You want to be sure that your application is resilient to the feature flag service failing; i.e. make sure the ‘default’ choice is the safe choice.
You may get concerned that your codebase will end up as a tangle of if-conditions, littered with feature flags. This is a good problem to have; a better problem than not being able to ship features, getting mired by infrastructure/architecture/process problems! I would recommend doing a regular cleanup; you could possibly run a script on your codebase every month or so, and detect flags that are set at 100% in production. Your script could get smart and codemod out the branch as well.

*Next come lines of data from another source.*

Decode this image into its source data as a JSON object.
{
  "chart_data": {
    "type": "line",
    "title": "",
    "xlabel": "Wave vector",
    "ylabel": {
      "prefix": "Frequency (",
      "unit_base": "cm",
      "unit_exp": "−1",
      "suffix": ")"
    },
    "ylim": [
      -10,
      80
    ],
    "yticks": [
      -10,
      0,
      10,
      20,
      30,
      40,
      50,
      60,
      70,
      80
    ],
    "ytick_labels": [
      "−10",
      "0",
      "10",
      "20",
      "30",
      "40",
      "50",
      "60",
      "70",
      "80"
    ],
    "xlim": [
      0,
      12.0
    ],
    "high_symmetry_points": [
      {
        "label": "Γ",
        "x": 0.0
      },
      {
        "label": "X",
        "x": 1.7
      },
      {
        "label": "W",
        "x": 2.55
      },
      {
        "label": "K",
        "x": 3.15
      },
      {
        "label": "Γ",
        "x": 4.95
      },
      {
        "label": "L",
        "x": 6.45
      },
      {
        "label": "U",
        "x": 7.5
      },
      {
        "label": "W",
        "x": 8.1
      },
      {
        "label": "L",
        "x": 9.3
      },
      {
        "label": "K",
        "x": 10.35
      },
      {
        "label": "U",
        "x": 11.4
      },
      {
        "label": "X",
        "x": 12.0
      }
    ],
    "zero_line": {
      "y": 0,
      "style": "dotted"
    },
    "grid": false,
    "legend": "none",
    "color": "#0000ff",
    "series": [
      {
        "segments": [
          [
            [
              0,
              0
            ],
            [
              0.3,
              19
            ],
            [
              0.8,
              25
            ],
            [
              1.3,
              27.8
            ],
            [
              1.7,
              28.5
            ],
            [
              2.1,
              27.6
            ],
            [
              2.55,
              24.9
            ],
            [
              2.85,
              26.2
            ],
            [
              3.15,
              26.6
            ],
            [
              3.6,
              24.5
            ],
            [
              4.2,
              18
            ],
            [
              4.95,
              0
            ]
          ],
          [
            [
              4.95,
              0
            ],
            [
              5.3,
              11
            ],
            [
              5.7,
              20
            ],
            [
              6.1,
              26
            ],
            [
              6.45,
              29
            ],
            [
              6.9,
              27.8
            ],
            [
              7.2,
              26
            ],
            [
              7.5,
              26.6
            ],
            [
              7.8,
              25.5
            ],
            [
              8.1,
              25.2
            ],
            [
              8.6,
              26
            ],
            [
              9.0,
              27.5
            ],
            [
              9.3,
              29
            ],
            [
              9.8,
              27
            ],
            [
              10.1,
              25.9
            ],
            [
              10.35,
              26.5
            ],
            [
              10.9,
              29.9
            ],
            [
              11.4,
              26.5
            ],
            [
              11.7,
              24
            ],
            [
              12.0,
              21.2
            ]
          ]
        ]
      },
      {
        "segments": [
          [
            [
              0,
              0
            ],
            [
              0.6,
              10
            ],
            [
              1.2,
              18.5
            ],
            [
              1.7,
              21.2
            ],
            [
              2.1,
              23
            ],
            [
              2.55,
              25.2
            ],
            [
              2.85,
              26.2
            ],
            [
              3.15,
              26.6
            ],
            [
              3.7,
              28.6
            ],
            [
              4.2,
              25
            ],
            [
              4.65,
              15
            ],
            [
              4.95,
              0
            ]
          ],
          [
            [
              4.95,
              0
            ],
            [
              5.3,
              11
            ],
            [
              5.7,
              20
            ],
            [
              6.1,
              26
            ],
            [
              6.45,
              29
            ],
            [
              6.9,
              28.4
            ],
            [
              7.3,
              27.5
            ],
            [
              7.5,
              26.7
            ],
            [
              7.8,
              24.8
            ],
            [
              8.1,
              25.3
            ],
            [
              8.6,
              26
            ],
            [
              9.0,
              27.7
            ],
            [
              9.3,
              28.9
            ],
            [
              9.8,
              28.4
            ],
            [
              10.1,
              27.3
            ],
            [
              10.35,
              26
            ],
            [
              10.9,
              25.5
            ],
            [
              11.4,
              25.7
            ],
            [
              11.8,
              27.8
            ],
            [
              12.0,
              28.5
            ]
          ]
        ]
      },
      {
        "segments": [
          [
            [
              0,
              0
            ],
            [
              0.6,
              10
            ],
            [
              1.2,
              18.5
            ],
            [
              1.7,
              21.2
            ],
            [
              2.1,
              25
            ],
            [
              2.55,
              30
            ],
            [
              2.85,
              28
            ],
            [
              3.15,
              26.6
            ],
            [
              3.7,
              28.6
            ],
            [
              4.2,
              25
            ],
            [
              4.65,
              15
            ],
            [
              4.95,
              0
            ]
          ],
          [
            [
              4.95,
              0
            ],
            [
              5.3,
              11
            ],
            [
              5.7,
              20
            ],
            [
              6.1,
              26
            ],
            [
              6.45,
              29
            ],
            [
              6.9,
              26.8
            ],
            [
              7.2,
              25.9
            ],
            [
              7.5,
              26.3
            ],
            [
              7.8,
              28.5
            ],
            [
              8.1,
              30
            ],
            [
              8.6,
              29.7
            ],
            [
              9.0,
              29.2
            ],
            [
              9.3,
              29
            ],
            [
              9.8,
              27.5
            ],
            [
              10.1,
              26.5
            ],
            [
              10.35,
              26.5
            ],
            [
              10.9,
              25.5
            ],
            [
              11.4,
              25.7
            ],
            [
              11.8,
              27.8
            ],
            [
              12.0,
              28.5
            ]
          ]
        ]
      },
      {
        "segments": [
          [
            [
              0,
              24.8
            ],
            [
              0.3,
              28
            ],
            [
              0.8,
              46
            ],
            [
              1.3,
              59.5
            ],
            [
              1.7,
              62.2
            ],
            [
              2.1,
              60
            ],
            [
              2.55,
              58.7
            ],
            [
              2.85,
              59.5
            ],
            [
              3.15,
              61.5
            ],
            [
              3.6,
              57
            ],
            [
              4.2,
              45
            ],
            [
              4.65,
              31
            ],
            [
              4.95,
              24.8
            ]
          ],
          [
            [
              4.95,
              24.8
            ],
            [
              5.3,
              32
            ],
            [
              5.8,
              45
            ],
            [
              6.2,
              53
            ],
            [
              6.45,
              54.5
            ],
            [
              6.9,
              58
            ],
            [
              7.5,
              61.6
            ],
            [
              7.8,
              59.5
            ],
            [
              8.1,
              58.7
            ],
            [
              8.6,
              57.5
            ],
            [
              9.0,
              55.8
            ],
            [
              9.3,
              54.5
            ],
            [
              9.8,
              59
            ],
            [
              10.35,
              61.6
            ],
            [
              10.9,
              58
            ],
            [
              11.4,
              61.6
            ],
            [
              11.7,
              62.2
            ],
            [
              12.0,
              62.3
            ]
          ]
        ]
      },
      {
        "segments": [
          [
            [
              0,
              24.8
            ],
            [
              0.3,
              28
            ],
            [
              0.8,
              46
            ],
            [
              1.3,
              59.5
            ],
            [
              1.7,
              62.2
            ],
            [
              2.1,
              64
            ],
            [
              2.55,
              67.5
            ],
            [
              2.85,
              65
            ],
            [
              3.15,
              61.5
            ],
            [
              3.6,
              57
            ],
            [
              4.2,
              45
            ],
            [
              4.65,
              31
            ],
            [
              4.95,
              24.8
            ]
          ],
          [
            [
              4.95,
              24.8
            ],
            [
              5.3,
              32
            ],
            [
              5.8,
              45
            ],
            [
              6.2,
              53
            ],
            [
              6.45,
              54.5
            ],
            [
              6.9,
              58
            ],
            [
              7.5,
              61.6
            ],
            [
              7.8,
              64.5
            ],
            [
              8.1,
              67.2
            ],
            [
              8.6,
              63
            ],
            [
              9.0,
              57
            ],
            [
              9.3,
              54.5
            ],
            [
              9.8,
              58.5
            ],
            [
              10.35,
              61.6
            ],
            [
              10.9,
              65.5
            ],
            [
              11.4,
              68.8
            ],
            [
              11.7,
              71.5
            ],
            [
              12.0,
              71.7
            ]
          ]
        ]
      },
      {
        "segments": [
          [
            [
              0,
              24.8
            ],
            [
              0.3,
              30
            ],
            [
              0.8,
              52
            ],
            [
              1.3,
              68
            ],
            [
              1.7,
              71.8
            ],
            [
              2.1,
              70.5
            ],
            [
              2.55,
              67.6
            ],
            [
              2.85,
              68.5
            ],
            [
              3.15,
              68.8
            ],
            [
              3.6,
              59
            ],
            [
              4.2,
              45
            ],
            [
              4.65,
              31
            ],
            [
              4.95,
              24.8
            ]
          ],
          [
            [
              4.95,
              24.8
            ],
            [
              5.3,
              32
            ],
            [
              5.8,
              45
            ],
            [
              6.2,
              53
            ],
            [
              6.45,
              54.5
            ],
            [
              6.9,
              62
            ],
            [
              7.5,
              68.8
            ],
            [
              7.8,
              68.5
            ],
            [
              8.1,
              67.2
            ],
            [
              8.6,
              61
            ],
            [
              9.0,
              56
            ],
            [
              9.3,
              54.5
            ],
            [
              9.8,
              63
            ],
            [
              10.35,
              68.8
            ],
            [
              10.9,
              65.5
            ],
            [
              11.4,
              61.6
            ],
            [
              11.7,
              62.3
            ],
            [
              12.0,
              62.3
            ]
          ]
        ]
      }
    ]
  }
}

A concern is that you’ll end up shipping more code to a user than is generally used/required for the application. This is valid, and as such, feature flags for front end development are probably best for applications where bundles size isn’t the most critical metric. Suggestions to improve this could be using dynamic imports for features (i.e. - condn? import(‘feature1’) : import(‘feature2’)), to integrating your build system with your feature flag service, generating multiple bundles based on combinations of feature flag values, and serving the right combination of bundles to your users (this is what big corps like fb do.)
How do you write tests for stuff behind feature flags? You would mock the feature flag service itself, and set the required flags to the values you need for the tests you’re running. Nice.
Some examples of third party products (I haven’t used any of these myself): LaunchDarkly, Optimizely, ConfigCat, split
Some good counterpoints here https://software.rajivprab.com/2019/12/19/when-feature-flags-do-and-dont-make-sense/

(todo: write about how to query values inline, but fetch all values at the beginning).